Dive Brief:
- As retailers continue to expand and diversify their portfolio of SKUs across major legacy brands and startups, they often face critical choices to determine which brands get coveted shelf space in their stores, according to Marketplace.
- The challenge includes balancing brands that employ direct store delivery — with delivery drivers restocking shelves themselves — and brands that require retailers to stock the products.
- Consumer demand still informs shelf space decisions to an extent, but often other behind-the-scenes factors come into play, such as stocking fees to make some products more visible and accessible — and can also drive consumer demand by default.
Dive Insight:
Smaller brands and startups often can't afford direct store delivery reps. Major companies, on the other hand, often prefer to distribute their own products, which tends to be more profitable. This can be a disadvantage for smaller brands struggling to break into new and larger retail outlets, and it leaves final shelf space decisions up to retailers, who consider what is best for the company as a whole and for individual locations.

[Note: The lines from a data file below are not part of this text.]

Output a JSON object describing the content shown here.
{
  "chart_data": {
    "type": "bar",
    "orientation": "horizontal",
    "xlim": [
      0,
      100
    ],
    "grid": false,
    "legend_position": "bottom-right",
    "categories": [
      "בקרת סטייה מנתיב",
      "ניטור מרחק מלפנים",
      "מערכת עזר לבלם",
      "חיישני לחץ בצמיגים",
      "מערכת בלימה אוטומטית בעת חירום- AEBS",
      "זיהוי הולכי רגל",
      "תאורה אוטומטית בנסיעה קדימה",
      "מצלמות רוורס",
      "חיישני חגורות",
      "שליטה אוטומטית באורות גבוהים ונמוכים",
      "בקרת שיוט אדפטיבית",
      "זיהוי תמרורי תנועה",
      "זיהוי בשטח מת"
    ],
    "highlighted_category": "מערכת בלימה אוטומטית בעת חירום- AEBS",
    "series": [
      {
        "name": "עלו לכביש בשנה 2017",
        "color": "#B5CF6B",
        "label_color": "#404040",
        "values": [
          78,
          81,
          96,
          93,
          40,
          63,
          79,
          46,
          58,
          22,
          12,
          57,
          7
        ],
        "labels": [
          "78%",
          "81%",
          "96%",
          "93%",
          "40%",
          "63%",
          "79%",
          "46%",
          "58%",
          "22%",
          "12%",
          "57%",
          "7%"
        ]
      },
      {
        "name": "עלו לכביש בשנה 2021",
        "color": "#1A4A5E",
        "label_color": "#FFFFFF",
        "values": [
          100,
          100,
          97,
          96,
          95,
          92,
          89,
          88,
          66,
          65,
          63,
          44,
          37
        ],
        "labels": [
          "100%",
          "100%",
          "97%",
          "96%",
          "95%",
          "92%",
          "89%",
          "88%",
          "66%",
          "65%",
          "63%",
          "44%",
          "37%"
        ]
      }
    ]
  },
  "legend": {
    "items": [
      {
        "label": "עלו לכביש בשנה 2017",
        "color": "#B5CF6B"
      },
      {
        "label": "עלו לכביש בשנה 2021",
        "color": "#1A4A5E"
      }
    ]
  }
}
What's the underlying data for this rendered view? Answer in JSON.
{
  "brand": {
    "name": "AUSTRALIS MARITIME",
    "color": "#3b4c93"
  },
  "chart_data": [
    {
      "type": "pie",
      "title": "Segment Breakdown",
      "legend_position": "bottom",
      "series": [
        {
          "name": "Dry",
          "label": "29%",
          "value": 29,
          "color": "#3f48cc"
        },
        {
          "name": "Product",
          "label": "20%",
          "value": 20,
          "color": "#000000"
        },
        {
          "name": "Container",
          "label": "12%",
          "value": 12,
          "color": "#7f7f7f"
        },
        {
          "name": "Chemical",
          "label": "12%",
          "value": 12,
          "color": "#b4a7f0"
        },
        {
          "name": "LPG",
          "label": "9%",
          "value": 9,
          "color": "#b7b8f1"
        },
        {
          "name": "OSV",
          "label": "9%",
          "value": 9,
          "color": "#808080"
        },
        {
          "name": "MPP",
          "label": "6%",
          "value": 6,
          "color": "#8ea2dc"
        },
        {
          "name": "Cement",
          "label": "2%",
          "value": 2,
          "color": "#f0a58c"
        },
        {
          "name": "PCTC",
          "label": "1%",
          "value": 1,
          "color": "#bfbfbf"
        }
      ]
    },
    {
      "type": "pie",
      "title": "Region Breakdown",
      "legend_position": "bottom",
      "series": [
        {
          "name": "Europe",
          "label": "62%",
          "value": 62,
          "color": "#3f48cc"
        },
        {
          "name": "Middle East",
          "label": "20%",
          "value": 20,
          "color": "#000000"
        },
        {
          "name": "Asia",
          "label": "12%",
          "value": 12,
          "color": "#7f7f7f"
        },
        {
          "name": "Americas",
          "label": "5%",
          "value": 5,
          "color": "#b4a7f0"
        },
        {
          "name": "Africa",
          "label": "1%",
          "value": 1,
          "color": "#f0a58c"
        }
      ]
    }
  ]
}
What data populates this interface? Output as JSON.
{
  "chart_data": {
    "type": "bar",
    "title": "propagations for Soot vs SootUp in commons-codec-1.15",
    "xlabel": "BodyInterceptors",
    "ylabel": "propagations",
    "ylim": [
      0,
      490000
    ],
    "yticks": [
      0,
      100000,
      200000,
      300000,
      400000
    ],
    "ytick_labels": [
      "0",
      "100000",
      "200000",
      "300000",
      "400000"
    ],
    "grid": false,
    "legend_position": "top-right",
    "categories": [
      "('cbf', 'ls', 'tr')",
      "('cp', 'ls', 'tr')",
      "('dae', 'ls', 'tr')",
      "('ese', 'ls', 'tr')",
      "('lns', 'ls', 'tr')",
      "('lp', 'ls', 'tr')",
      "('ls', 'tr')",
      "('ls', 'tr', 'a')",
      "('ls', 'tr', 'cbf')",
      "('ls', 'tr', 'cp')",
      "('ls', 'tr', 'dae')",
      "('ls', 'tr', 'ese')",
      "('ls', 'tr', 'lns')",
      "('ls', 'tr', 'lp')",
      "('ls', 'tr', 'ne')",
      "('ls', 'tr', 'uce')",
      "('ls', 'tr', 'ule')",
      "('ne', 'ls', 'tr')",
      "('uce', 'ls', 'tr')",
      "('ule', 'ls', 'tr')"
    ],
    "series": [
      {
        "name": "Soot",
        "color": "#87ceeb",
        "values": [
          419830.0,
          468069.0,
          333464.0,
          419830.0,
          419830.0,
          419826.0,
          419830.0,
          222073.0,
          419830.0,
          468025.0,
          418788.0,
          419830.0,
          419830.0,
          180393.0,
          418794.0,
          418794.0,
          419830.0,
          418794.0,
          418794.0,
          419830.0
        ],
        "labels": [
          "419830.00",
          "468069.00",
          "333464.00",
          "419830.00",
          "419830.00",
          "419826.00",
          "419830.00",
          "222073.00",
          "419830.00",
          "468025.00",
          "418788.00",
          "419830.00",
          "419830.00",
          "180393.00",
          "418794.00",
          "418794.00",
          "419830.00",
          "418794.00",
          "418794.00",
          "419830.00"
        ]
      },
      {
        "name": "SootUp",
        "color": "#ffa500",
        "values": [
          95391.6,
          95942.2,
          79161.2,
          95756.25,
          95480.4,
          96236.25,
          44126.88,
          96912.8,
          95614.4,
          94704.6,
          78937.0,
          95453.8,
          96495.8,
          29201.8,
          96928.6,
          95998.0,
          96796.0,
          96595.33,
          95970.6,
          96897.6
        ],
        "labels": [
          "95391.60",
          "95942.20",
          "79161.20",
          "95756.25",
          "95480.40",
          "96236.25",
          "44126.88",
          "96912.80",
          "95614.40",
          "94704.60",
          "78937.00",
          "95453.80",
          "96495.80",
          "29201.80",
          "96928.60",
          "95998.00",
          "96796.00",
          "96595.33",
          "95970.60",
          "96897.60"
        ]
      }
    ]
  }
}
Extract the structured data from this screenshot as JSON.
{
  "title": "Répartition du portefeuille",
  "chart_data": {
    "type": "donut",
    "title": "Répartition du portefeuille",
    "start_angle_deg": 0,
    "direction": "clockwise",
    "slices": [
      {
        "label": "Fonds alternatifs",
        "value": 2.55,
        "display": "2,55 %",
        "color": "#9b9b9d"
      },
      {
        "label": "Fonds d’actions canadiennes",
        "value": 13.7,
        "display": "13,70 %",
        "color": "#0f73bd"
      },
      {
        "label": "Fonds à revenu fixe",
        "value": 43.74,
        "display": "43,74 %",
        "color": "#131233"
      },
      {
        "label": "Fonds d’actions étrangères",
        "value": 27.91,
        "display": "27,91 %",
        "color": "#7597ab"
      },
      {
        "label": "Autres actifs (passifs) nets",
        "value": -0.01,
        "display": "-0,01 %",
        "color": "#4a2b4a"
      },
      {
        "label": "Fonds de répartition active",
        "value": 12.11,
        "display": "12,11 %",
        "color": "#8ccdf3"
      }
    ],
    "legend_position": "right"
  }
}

Those decisions can be littered with politics in terms of balancing the needs of long-time manufacturing customers and newcomers to the industry. That's especially true for major manufacturers that can afford to stock more products on a regular basis. Retailers need to safeguard those relationships to keep brand loyal customers coming back for those products.
At the same time, retailers have to balance offering the innovation and diversity coming from startups to appeal to other consumers, particularly millennials and those who are health-conscious. This could mean more labor involved for retailers. But offering the range of products consumers want could ultimately pay off by attracting a wider range of demographics.